Sage member Sir Jeremy Farrar also suggested restrictions could need to be extended, saying while December 2 was a useful target, “I just don’t think we can become fixed on it”.
If infections, hospital admissions and deaths have not dropped sufficiently, he said: “It would be much better to extend this lockdown for another couple of weeks prior to the Christmas period – and then loosen the restrictions a little bit over Christmas so that people can meet up with their families.
“Much better to do that than remove these restrictions and then have to impose even more draconian restrictions over Christmas or soon into the new year.”
He also said he did not think it makes sense to return to regional variation in restrictions “immediately after this set of more draconian measures are lifted”.
Labour leader Sir Keir Starmer said his party would vote in favour of the latest coronavirus restrictions but warned of the “cost to that delay” in locking down.
He told BBC One’s Andrew Marr Show the measures are “necessary” but criticised the Government for rejecting “out of hand” his call for a “circuit-breaker” last month.
“The lockdown now will be longer, it’ll be harder, we’ve just missed half-term and there’s a very human cost to this.
“On the day that Sage recommended a circuit-break, the daily death rate was 11, yesterday it was 326, so there’s a very human cost to this, but the measures are necessary.”
Mr Johnson, speaking on Saturday night from Downing Street, said “no responsible Prime Minister can ignore” the rising rates of Covid-19 infections, as he acknowledged that cases had not come down fast enough in the worst affected areas.
“We know the cost of these restrictions – the impact on jobs and livelihoods, and people’s mental health. No-one wants to be imposing these measures,” he added.
The Prime Minister warned the virus is “spreading even faster than the reasonable worst-case scenario of our scientific advisers”.
He said: “Unless we act, we could see deaths in this country running at several thousand a day – a peak of mortality, alas, bigger than the one we saw in April.”
The Prime Minister said overrunning of the NHS would be a “medical and moral disaster, beyond the raw loss of life”.
The Government also said another 162 people had died within 28 days of testing positive for Covid-19 as of Sunday.
Under the new restrictions set out by the Prime Minister:
– Millions of people classed as clinically vulnerable to coronavirus will be told to take “extra precautions” but will not be formally asked to shield.
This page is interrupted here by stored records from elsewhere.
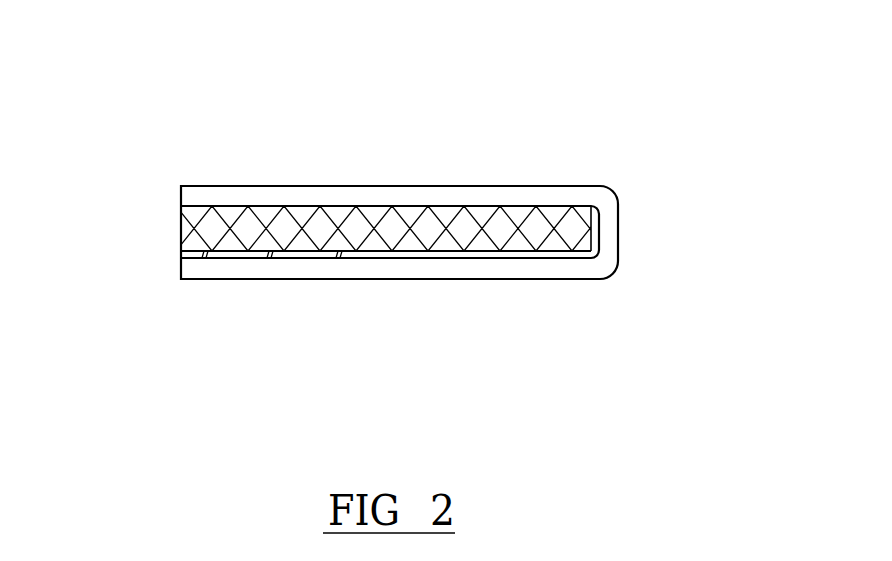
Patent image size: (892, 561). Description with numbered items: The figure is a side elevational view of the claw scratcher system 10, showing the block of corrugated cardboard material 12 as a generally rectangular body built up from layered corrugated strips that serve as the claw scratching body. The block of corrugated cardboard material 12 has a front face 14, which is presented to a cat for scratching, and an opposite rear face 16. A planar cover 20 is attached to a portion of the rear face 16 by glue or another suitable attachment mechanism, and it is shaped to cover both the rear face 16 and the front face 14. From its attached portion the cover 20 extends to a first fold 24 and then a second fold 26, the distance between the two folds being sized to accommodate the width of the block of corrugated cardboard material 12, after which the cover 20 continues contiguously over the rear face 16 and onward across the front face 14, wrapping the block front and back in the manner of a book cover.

The claw scratcher system 10 is at (420, 238).
The block of corrugated cardboard material 12 is at (413, 215).
The front face 14 is at (200, 204).
The rear face 16 is at (200, 242).
The planar cover 20 is at (390, 306).
The first fold 24 is at (625, 277).
The second fold 26 is at (625, 190).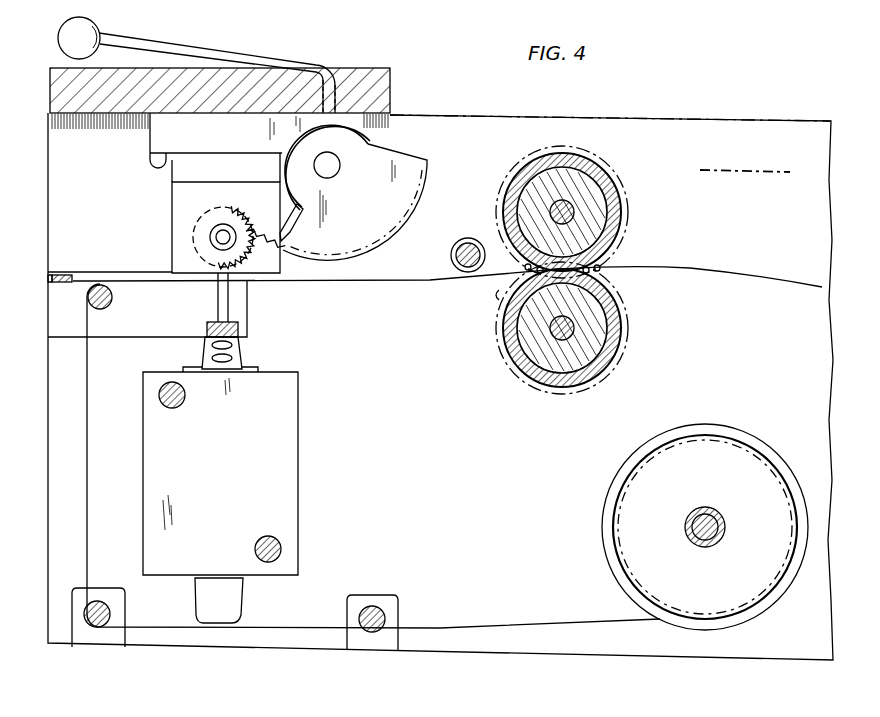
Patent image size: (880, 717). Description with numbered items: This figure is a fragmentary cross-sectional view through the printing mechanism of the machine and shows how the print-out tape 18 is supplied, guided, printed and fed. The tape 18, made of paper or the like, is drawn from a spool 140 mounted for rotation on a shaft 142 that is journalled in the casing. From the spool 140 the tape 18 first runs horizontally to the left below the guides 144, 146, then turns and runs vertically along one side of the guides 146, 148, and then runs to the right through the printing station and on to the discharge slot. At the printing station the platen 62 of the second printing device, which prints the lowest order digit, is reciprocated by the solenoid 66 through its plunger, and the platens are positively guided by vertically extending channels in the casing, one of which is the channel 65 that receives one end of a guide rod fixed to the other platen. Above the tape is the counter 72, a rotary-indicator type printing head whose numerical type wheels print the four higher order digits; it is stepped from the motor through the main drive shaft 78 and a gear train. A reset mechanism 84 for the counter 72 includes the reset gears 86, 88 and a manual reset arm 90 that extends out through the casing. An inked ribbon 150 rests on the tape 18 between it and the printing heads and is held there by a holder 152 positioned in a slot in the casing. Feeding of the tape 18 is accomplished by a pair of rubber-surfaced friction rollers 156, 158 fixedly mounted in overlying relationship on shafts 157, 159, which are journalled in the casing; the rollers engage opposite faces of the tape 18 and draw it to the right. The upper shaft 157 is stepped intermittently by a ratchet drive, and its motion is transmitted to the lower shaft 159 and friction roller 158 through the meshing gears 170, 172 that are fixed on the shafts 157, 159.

The print-out tape 18 is at (86, 466).
The platen 62 is at (236, 358).
The channel 65 is at (220, 303).
The solenoid 66 is at (220, 495).
The counter 72 is at (226, 227).
The main drive shaft 78 is at (460, 251).
The reset mechanism 84 is at (280, 230).
The reset gear 86 is at (238, 262).
The reset gear 88 is at (366, 254).
The manual reset arm 90 is at (191, 44).
The spool 140 is at (612, 507).
The shaft 142 is at (697, 523).
The guide 144 is at (370, 607).
The guide 146 is at (97, 605).
The guide 148 is at (103, 305).
The inked ribbon 150 is at (122, 273).
The holder 152 is at (50, 279).
The friction roller 156 is at (593, 208).
The shaft 157 is at (571, 187).
The friction roller 158 is at (597, 338).
The shaft 159 is at (570, 304).
The gear 170 is at (524, 266).
The gear 172 is at (497, 310).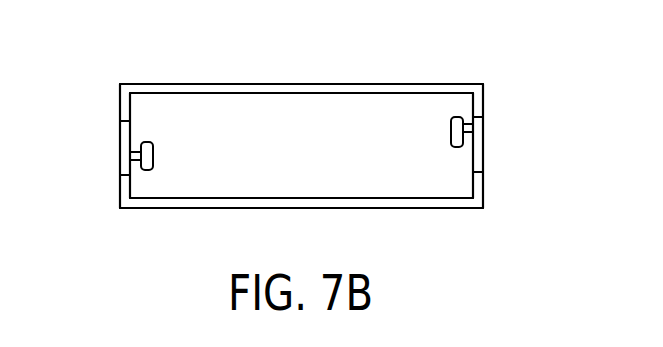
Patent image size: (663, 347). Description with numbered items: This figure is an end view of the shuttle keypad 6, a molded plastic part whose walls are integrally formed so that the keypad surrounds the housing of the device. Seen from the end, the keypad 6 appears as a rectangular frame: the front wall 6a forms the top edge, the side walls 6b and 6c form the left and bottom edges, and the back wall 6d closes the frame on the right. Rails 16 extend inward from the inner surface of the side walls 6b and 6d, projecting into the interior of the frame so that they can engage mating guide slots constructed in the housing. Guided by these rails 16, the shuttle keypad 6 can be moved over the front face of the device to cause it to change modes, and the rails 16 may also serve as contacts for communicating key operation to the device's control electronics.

The shuttle keypad 6 is at (301, 139).
The front wall 6a is at (396, 84).
The side wall 6b is at (120, 129).
The side wall 6c is at (428, 209).
The back wall 6d is at (483, 168).
The rails 16 is at (153, 151).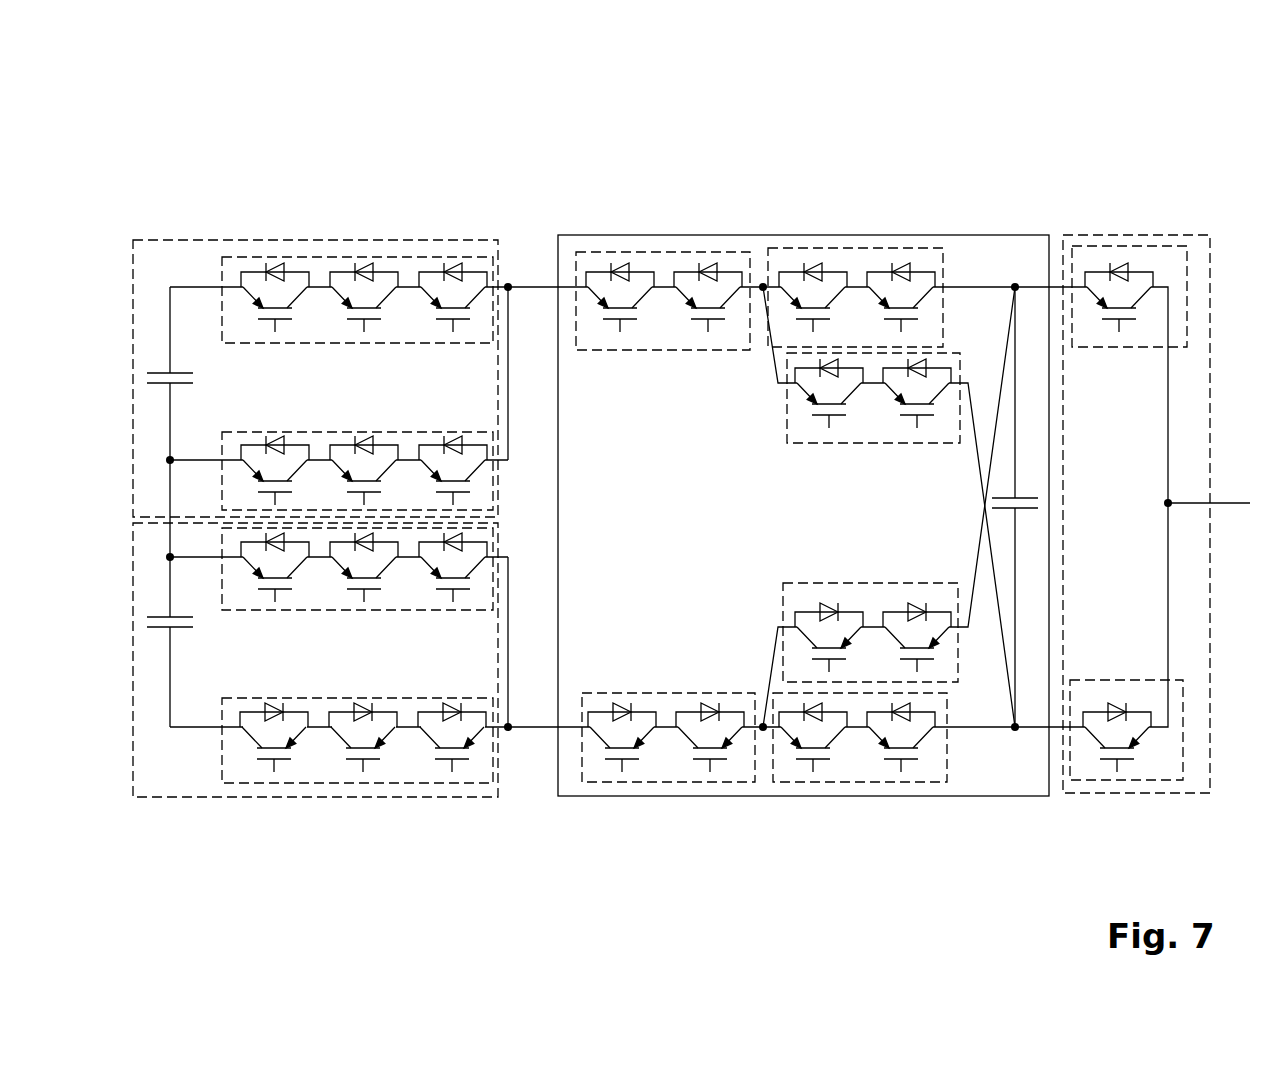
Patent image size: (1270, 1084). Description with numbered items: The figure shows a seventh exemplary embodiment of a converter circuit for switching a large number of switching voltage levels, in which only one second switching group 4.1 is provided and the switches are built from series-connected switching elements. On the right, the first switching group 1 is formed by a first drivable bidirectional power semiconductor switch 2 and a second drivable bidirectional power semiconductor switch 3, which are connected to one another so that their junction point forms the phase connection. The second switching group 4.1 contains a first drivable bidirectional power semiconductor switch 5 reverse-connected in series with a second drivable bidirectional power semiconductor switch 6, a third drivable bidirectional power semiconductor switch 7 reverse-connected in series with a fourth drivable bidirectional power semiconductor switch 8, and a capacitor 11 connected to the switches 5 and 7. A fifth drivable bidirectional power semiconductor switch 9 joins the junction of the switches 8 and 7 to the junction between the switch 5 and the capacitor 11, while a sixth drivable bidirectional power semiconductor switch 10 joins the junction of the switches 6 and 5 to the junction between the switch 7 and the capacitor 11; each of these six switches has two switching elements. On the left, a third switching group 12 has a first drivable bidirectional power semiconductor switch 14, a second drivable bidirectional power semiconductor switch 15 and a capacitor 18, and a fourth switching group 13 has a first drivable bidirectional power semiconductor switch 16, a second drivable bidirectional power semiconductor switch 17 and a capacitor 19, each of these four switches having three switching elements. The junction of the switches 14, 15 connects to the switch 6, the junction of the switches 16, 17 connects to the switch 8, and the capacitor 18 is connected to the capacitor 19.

– Travel and overnight stays in the UK and abroad will be restricted as people are advised not to travel unless for essential reasons.
– “Rapid turnaround tests” for coronavirus will be rolled out in “a matter of days”, and the Army will be brought in to help distribute the swabs, which could help partners attend labour wards.
– Churches will remain open for private prayer, funerals will be limited to 30 people – although it is advised that only close family members attend – and weddings are only allowed in “exceptional circumstances”.
– Single-adult households will continue to be allowed to form a “support bubble” with one other household, and children can move between homes if their parents are separated.
– Job centres, courts and civil registration offices will remain open, and elite sport will be allowed to continue behind closed doors.
A snap poll by YouGov suggested 72% of people in England back the plan to return to lockdown, with just one in four (23%) opposing it.
However, it compares to 93% who supported the first lockdown in March, with the drop in support highest among young people.
The poll of 2,258 English adults was carried out between October 31 and November 1, and after Mr Johnson finished speaking on Saturday evening.